In Jesus’ day, the women expected the tomb to be full of death, closed in, confined, perhaps with the beginnings of the stench of decomposition, of decay.

In our day, think of the pandemic’s refrigerated trucks serving as make-shift morgues to handle all of overflowing Covid dead in cities throughout the world.

Yet, for the women who followed Jesus, the tomb was empty of the usual signs of death. Perhaps it was light and airy. The exact opposite of the women’s expectations. The weight had been lifted from them in ways completely unexpected, even as the stone’s impediments cleared their path to new, resurrected realities.

Hence their understandable alarm, terror, and amazement and silence. How else would they have reacted? How else would we react?

Saying it yet again to reinforce what is going on in the story as its message echoes through the centuries to us: the energy of the alarm, terror and amazement, and even the silence, are the seeds that play a role in the awakening of faith, trusting belief.

Those dissonant energies awoke the women from the stupor of the constraints of their expectations, breaking open the possibility of new meaning, of a new reality, namely that Jesus was victorious over death in his resurrected life.

The Holy Spirit, active in the scriptural word of these stories, repeated and re-enacted again in our liturgies for Holy Week, and The Three Days, may also generate our own amazement leading to faith.

So, too, our sacred conversations with each other may stir up the energies of faith, as Christ’s word of promise and life meet and transcend our own alarm and terror in the face of sin and death.

Then there are the sacraments of Baptism and Holy Communion – realities which seem remote to us during this pandemic time of social isolation. But recall your own participation in the sacramental life of the church, occasions of holy awe that meet your fears with the assurance of Christ’s presence, occasions when your silence gives way to your songs of praise and thanksgiving.

According to the shorter ending of Mark, the women did end up briefly reporting to the disciples and Peter what the young man in the tomb had said about Jesus. This brief reporting was apparently enough to have this result, again: “And afterward Jesus himself sent out through them, from east to west, the sacred and imperishable proclamation of eternal salvation.”

Jesus himself sent out through the disciples the proclamation of the gospel. And so it has been for two millennia: Jesus continues to send himself out through us, we who are latter day disciples, the sacred and imperishable proclamation of eternal salvation.

Some suggest that Mark’s Gospel doesn’t need an elaborated and long ending, because the gathered community proclaiming and hearing the story is itself the ending – or perhaps the continuation of the story.

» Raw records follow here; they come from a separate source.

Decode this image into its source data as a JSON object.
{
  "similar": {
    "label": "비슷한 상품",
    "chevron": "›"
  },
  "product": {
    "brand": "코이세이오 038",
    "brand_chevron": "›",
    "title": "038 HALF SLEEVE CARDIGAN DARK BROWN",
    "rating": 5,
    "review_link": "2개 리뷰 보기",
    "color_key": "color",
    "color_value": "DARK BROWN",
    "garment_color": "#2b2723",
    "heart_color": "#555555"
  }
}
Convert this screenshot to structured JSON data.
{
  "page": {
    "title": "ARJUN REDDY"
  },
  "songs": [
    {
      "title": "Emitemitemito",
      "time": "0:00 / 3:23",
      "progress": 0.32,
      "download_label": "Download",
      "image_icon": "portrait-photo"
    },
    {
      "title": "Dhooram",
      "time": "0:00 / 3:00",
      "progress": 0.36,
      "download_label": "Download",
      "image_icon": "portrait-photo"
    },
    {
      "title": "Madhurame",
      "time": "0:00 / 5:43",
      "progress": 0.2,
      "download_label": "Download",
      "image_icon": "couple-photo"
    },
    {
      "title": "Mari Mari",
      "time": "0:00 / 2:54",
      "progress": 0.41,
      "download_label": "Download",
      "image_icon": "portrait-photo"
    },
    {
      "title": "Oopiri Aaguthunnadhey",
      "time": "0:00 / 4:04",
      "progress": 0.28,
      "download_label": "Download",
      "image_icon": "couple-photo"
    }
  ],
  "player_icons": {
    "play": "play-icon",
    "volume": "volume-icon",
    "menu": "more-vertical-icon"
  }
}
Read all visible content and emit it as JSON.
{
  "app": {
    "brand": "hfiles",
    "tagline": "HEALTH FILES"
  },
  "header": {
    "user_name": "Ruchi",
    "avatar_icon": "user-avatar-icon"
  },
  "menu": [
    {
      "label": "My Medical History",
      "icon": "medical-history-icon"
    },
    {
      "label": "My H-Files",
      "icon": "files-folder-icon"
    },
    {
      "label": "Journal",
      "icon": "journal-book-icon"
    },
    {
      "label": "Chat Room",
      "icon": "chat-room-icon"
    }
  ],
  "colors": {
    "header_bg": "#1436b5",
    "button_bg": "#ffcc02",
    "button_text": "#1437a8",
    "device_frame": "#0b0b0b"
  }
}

And we who, virtually and in person, gather to proclaim Christ’s victory over sin and death, and who lovingly, generously, and gracefully minister to our neighbor’s needs, also continue the story, for the sake of the world and those crying out for new life.

When it’s all said and done, such worshiping and proclaiming assemblies of God’s people are what brought me in my youthful agnosticism back to awakened faith.

Perhaps you, too, have such stories to tell of your holy encounters with faithful others and in the life of the church which have led you to proclaim again in faith, Christ is risen. Christ is risen indeed. Alleluia. Amen.

And now for your reflection and holy conversation at home:

  • Recall and share occasions and encounters in your life when perhaps your fear has turned into faith, when your silence has led you to affirm and to proclaim, Christ is risen!